The ideal estate plan will depend upon the circumstances, and this is one of the reasons why it is important to discuss your options with a licensed attorney. Some situations are more challenging than others, but there is an effective strategy to address just about any scenario.
With this in mind, we will look at a couple of different ways that life insurance can provide solutions for small business people.
If you are planning your estate as a partner in a small business, succession is a major issue. After a partner dies, how will the succession be handled? The partner’s heir would inherit the share, but how would the business be conducted going forward?
To account for this, you and your partner could enter into a buy-sell agreement called a cross purchase plan. First, you would decide on the value of an ownership share in the business. Each partner would take out a life insurance policy on the other that is equal to that amount.
After the death of a partner, the survivor uses the proceeds from the policy to purchase the deceased partner’s share from the estate. This type of arrangement can also be used when there are more than two partners.
Another common type of buy-sell agreement is the entity purchase or stock redemption plan, and it is very similar. The major difference is that the business as an entity would purchase the life insurance on each partner.
Life insurance can provide a solution to another estate planning challenge. The best way to explain is through a simple example.
Let’s say that you are the owner of a restaurant that has been firmly established for decades. The property itself is very valuable, and the business is a huge money maker.

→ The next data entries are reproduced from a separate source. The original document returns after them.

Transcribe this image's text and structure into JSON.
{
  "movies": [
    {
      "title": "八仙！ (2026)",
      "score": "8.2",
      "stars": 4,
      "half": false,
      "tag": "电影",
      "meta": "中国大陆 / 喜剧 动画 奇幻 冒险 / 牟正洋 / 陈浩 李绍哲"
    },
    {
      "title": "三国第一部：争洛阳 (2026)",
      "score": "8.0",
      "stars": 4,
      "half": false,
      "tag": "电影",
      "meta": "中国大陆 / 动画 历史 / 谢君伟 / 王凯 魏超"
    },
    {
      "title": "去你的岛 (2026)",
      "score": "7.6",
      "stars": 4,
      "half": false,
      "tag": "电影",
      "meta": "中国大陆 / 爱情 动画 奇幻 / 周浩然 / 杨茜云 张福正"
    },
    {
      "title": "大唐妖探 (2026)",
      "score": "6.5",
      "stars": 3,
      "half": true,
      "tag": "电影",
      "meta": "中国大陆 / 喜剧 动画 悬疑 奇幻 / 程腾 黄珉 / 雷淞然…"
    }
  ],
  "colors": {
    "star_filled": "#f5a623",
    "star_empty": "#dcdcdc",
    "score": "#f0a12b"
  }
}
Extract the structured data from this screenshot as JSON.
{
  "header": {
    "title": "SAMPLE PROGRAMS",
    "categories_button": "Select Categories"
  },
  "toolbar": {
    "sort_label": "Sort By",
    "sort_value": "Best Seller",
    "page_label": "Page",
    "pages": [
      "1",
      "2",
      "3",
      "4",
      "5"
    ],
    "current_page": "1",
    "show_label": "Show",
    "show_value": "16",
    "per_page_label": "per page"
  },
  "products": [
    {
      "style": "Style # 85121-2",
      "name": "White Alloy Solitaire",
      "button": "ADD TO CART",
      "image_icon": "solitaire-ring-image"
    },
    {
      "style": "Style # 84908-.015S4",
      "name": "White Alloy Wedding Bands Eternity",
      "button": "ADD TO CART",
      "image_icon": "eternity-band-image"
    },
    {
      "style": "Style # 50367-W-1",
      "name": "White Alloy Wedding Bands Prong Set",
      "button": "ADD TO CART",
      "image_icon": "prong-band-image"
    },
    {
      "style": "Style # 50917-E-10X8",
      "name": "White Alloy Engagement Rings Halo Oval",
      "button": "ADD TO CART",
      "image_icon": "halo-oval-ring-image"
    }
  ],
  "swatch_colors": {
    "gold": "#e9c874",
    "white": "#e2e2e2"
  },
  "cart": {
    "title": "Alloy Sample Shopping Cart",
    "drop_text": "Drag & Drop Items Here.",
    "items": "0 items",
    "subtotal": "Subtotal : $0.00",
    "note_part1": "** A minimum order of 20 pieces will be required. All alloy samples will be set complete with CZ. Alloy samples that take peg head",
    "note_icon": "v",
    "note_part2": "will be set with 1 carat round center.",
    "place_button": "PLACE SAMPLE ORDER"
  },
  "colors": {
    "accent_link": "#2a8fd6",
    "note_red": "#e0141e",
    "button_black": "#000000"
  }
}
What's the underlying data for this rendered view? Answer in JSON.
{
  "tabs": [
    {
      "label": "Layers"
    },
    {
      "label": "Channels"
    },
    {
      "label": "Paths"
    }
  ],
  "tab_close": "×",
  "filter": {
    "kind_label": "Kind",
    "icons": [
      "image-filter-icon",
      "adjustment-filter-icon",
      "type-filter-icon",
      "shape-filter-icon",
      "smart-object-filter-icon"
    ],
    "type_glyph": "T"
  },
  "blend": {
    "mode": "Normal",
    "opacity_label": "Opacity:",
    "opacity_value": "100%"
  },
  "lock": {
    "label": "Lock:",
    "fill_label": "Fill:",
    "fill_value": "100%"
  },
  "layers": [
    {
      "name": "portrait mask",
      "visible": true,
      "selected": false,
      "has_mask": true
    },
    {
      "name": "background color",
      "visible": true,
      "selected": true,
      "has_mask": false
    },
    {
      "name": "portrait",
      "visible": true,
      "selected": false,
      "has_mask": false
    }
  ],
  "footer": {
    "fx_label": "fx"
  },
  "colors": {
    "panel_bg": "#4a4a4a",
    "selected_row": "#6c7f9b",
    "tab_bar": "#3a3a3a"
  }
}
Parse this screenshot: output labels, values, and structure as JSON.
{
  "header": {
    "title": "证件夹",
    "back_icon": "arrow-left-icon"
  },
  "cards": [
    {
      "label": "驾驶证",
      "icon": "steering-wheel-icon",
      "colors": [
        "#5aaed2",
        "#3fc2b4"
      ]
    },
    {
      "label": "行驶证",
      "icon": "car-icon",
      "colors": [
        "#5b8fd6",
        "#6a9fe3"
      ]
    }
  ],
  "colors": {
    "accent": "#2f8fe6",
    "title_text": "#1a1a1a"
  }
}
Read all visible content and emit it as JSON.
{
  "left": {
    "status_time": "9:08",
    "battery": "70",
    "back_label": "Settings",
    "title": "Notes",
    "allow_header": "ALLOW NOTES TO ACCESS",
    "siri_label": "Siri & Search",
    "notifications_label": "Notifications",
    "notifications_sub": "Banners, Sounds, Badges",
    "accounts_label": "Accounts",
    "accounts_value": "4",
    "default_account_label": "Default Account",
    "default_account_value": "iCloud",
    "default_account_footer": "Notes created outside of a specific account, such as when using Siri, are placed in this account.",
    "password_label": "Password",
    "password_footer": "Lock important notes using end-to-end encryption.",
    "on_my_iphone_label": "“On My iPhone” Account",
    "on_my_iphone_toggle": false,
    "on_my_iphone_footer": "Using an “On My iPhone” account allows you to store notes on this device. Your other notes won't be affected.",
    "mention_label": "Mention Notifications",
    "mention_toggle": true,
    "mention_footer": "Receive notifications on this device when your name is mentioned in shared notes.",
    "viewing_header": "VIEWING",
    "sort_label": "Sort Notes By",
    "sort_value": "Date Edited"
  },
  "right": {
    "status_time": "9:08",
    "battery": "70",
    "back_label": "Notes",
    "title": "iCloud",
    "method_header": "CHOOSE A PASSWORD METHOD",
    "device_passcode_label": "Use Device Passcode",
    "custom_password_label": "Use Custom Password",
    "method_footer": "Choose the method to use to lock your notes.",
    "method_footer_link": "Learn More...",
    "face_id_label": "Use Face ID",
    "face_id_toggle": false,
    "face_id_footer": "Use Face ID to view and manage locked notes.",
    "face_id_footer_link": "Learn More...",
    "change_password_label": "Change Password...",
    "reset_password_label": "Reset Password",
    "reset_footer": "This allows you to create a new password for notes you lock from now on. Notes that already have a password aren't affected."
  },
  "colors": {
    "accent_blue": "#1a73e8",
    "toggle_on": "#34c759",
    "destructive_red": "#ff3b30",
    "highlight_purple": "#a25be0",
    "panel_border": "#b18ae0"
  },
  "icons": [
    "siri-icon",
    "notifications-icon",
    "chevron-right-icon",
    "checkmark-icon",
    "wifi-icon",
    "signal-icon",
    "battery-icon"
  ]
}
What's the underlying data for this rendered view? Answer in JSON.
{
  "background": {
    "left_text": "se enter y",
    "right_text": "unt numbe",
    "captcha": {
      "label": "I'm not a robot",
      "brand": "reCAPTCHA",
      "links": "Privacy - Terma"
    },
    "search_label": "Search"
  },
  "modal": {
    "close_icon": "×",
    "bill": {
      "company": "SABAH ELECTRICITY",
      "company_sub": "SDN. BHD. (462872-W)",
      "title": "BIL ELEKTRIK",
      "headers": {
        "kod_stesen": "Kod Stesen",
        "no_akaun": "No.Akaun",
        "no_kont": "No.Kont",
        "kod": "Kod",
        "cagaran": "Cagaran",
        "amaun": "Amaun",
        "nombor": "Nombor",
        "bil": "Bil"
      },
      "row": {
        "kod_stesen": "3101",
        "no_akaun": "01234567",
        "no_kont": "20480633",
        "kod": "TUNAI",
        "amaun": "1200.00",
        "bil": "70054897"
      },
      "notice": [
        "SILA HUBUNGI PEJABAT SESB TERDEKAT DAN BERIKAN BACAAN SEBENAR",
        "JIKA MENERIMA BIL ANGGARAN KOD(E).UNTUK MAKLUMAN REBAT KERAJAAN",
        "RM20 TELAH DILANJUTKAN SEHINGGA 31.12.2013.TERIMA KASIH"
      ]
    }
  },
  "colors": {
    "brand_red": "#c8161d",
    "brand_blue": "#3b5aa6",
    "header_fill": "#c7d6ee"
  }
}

You have a son and a daughter, and your son started working at the restaurant full-time after graduating from college. He has helped the business grow, and he is committed to running the operation after you pass away.
Your daughter took a different career path. She does not have any interest in the business at all. The business is your most valuable possession by far, and you do not want to divide it in any way. At the same time, you do not want to shortchange your daughter when you are planning your estate.
Under these circumstances, you can determine the value of the business and take out a life insurance policy that is equal to that amount. You can make your daughter the beneficiary, and after you are gone, she would receive the proceeds.